A week before my 20th birthday, I scrambled through the emergency exit window of a Boeing 727 that had crash landed at Kennedy Airport. Thirty seven years later, I survived another crash—breast cancer.
I was born into the baby boom generation. My parents, Tess and John Hogan, were a struggling young couple like so many others in post-war America. Dad worked the night shift at a tool factory because the pay was better. Mom got a job as a typist once her children were of school age. Grandma Rose took over running the household and supervising four children. She was the pivotal character in a short story I wrote based upon the jet crash. After walking away from the wrecked plane, it was Rose who embraced me when I made it home.
My childhood stage spread out in the shadow of Aqueduct race track and airport that was called Idlewild before becoming JFK. Stickball ruled the street, the brick bakery wall served as a handball court, and a basketball hoop hung from every garage. Girls played house on the stoop, chalked Potsy on the sidewalk, and jumped rope with clothesline cord. Teenage parties were held in backyards and we danced to music from a record player perched on the ledge of the kitchen window.
I always wanted to be a writer; stories rumbled around in my head all the time. There were plenty of colorful characters in our middle-class, multi-nationality neighborhood of Queens: the Elvis imitator, the cranky lady, a pro baseball player, factory workers, clerks, a fireman, a drunk, dog owners, alley cats, a family of redheads, and the man we were convinced was a secret agent.
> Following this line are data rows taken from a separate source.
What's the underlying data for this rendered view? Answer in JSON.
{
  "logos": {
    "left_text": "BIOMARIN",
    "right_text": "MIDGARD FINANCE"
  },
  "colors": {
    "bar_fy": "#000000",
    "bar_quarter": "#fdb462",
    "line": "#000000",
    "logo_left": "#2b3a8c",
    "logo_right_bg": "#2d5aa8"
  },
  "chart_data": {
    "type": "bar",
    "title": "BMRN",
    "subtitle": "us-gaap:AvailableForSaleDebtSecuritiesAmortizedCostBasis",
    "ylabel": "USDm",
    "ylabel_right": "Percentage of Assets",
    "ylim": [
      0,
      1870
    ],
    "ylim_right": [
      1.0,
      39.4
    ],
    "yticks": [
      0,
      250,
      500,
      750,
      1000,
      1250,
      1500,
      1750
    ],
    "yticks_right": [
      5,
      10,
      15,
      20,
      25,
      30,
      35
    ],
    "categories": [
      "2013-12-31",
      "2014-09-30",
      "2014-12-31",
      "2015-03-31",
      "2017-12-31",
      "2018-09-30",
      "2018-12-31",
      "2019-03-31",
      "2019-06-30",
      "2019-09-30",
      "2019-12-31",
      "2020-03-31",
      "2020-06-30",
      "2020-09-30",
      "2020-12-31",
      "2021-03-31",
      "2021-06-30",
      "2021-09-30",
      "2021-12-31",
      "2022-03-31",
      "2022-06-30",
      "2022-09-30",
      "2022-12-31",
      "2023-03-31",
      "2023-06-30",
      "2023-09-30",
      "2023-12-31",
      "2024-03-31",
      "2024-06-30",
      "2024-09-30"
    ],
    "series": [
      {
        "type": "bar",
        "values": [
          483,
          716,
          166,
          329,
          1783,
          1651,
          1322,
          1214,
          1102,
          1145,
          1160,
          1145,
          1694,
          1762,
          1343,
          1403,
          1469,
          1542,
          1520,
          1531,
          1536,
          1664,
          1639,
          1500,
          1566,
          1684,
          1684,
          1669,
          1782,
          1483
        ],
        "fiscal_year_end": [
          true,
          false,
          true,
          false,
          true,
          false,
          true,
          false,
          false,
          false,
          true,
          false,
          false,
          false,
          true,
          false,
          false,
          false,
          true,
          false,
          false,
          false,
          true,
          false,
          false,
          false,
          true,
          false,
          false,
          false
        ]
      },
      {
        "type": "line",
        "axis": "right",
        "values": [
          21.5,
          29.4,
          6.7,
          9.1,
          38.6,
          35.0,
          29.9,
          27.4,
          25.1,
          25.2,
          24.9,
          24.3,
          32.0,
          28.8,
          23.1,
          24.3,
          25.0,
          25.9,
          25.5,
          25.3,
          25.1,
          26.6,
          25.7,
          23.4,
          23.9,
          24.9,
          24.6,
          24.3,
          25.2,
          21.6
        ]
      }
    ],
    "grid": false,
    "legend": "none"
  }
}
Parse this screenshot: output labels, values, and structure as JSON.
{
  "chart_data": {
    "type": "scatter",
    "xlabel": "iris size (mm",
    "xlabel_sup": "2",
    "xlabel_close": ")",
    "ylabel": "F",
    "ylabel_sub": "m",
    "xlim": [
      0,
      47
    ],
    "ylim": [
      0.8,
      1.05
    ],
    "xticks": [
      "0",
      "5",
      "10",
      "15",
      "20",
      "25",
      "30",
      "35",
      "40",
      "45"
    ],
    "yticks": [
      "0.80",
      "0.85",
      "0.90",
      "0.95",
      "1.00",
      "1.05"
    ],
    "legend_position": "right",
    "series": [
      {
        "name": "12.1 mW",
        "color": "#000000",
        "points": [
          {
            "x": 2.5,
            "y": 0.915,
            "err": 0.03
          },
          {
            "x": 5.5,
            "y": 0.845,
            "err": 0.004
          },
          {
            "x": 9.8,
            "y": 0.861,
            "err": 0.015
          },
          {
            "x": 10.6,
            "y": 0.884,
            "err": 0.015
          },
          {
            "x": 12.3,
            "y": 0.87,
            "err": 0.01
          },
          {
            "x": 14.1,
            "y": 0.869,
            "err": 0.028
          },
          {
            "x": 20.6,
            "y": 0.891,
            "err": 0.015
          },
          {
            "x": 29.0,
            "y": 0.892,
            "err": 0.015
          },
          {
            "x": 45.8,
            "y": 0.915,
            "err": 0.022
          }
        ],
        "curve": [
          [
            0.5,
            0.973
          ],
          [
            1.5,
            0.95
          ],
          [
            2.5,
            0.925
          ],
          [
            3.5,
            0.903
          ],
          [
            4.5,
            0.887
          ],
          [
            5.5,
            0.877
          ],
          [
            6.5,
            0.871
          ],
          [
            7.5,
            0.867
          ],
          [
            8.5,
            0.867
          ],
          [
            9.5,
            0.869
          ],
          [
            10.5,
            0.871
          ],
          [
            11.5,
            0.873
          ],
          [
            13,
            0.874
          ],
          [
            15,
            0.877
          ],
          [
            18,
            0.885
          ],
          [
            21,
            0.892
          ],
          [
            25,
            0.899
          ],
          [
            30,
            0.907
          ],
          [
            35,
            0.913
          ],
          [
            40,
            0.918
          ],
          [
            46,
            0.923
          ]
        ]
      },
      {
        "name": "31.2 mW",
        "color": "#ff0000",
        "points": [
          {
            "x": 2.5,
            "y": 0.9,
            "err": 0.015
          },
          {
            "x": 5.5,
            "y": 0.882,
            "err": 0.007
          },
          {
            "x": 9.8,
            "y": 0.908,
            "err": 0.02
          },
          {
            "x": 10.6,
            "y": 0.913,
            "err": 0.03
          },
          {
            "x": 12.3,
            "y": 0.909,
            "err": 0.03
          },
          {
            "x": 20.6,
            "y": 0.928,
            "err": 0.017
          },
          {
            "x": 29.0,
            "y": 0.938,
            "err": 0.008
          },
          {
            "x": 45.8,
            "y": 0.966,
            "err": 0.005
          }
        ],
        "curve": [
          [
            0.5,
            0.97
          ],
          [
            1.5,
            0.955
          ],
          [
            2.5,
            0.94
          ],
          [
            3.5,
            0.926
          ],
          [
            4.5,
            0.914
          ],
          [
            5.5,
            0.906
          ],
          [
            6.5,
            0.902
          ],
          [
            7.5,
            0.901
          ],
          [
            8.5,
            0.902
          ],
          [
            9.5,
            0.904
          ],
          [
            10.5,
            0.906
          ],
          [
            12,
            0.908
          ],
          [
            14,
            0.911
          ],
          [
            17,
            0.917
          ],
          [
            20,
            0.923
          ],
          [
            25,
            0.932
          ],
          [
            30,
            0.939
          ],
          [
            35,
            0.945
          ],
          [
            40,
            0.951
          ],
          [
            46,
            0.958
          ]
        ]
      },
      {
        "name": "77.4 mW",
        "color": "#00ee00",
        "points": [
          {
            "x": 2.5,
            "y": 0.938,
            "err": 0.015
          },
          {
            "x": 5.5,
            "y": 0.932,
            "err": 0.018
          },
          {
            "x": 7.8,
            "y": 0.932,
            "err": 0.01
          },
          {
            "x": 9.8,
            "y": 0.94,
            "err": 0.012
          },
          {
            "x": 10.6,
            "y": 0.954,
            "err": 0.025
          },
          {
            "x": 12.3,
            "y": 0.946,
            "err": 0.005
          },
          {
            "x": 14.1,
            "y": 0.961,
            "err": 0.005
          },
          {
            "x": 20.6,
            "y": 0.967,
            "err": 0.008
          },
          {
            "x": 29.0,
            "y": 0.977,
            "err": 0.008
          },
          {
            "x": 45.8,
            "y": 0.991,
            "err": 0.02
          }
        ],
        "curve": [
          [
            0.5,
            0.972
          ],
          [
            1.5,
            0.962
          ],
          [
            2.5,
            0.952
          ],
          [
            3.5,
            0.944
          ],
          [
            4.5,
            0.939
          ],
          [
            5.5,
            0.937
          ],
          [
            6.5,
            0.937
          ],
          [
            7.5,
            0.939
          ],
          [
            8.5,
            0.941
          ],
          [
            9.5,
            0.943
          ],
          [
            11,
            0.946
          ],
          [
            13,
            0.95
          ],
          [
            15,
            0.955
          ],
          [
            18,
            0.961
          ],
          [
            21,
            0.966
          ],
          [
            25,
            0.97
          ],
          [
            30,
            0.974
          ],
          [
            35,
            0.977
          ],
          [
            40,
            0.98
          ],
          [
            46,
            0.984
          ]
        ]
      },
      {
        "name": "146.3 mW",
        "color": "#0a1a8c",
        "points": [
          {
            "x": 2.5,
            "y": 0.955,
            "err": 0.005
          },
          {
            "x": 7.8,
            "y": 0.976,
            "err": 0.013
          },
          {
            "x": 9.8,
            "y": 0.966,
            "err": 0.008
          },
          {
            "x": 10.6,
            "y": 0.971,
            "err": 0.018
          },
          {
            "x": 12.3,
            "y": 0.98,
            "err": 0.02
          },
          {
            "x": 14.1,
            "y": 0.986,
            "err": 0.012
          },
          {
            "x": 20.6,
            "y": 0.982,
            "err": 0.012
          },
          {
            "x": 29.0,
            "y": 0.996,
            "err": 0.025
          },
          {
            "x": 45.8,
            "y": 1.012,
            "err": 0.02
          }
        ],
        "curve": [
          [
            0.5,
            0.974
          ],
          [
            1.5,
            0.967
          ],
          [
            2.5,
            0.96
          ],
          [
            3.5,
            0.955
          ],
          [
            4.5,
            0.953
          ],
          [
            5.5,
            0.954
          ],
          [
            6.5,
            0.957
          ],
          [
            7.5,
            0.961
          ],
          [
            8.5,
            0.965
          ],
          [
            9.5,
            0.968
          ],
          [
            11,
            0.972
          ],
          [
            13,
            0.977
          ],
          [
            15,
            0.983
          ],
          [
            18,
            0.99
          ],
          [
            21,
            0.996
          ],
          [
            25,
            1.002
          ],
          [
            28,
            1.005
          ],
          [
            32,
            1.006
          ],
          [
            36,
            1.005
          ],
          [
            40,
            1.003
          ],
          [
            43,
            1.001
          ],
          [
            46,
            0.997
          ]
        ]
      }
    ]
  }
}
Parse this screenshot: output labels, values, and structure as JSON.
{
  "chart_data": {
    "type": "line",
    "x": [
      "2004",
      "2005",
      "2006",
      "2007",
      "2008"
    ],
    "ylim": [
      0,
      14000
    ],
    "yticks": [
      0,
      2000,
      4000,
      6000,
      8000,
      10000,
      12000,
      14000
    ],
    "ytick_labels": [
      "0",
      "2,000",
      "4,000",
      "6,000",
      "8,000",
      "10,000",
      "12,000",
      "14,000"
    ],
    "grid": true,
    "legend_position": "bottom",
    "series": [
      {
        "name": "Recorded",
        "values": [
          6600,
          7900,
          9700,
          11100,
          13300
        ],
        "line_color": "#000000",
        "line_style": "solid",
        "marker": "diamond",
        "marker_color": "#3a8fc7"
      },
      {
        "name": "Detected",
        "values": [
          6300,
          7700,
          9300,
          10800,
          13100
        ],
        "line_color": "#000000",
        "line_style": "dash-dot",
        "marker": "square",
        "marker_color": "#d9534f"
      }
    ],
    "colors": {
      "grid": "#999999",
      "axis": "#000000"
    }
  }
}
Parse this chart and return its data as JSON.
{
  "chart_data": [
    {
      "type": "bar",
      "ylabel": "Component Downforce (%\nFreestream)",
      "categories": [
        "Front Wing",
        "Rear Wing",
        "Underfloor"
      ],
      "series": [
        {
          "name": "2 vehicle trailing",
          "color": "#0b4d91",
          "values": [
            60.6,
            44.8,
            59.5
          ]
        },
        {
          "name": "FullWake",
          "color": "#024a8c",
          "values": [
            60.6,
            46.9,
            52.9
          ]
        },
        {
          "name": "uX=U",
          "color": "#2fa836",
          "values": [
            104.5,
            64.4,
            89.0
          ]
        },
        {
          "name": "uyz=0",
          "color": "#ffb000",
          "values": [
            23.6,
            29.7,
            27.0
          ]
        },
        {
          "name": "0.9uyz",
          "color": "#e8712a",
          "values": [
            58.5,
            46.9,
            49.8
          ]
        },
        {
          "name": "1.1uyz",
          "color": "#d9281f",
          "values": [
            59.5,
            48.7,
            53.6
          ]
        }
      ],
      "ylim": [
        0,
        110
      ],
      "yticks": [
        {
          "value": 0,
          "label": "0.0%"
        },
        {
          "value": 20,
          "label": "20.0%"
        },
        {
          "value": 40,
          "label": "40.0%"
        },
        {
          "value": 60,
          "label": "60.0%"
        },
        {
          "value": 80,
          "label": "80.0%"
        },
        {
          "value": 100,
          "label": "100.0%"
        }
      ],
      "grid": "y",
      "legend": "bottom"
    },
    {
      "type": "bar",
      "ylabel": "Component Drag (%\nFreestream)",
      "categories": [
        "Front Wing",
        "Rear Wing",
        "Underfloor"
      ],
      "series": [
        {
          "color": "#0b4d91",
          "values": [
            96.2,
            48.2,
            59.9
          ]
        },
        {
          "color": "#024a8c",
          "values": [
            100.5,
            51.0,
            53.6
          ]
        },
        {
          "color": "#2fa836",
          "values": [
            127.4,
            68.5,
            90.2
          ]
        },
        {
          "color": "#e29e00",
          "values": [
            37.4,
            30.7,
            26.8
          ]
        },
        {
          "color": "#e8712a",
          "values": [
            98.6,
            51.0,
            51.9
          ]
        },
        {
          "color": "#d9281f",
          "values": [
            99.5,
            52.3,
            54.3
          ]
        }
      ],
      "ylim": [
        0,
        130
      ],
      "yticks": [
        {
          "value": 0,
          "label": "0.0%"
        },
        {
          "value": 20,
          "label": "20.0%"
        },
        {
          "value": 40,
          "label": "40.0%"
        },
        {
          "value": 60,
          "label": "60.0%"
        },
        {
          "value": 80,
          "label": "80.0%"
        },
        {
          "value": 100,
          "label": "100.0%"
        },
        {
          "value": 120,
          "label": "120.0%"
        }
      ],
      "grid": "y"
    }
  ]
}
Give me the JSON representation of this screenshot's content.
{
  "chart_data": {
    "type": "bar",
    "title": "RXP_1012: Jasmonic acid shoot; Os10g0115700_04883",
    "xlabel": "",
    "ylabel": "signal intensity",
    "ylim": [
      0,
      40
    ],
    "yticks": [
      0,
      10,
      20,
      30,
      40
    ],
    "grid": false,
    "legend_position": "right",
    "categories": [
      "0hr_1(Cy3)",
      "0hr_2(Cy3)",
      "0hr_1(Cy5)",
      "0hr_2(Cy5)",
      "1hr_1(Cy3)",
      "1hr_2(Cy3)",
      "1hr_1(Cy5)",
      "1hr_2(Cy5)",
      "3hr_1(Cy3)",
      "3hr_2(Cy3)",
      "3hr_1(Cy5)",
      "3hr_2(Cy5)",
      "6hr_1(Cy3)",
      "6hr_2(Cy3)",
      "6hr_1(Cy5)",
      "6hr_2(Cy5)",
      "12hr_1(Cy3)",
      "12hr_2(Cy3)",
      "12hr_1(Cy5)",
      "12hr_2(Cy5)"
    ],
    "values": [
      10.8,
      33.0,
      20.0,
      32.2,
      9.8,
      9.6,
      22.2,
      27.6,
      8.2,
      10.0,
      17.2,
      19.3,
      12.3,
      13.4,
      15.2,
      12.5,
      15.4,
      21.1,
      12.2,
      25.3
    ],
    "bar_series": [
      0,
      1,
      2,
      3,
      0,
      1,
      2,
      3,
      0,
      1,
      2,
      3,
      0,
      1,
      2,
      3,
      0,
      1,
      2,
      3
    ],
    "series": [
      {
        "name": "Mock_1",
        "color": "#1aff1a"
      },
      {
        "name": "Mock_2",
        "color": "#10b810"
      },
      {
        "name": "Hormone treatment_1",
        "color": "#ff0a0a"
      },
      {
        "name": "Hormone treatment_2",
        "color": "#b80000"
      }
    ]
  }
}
Few owned a car; the subway was the ticket off the block. My first significant job was a secretary in Manhattan during which I participated in the 1960’s pants suit revolution. By the time I turned 30, I was married with two children and living in Connecticut. My husband Peter made it possible for me to be a stay at home mom until they were in college. When I resumed my business career, I chose the non-profit world to re-energize my skills.
Simultaneously, I joined a creative writing workshop. Most writers start out developing with essay or short story; I began with a novel. Over a span of years it was my way of learning plot and character development. It went through more than 30 rewrites, changed titles four times, and reached out far and wide to agents and publishers to be ignored and rejected.
Eventually I would come to understand why I needed to write more than I needed to publish. No bolt of lightning struck me, but rather a series of events opening my eyes to a different purpose and greater fulfillment. Writing had evolved to become a safe haven from the ups and downs of my life, a personal retreat filled with lovely words, graceful sentences, and stories built from memory, from my heart, and from pure imagination. However, my stories focused on everyone but me; my mother’s childhood, my parents’ enduring love, my aunt’s great cooking. I even wrote a story from the point of view of an aging horse.
At 50 I concluded that I had to focus on my strengths instead of sitting around waiting for an explanation of my life. I spent more time with my sister Patricia. We were finally old enough and smart enough to understand the wisdom of our grandmother and appreciate our mother for being a woman who chose to work outside the home, ignoring the snide remarks of nosy neighbors. I continued to search for my own voice, looking for memories and anecdotes to light the way. Yet the purpose of finding it was still unclear – until the second crash.
At the age of 57 I was diagnosed with breast cancer. Swept up in the drama of an experience shared by too many women, I cloaked myself with courageous words and demeanor while silently vacillating between denial and anger. Robotically I faced the machines that peered inside me and the doctors who marked me before removing my breast. My emotions were in a jumble. I did not want to be called brave or amazing. I cringed as my world turned pink – pink roses, pink ribbons, pink bracelets. Four months into recovery, I had an epiphany and set out to reclaim my spirit. I would help other women by sharing insights learned from my surgery so that they could better prepare for the challenges of their own recovery.
I wrote The Woman to Woman Guide to Prepare for Mastectomy, gathered what I felt were necessary supplies for personal comfort and hygiene, put it all together and called it the Necessities Bag. Patients, surgeons and nurses responded enthusiastically. I formed a non-profit organization in order to make the Necessities Bag available to mastectomy patients free of charge. The outreach I envisioned for women in my own community has come to the attention of women nationwide and is helping thousands far beyond my backyard.
If breast cancer taught me one thing it is that women cannot exist without connecting to other women. I have, like my grandmother and my mother before me, embraced a woman’s role to share what they know if it will help another. Through the Necessities Bag, my voice found a purpose.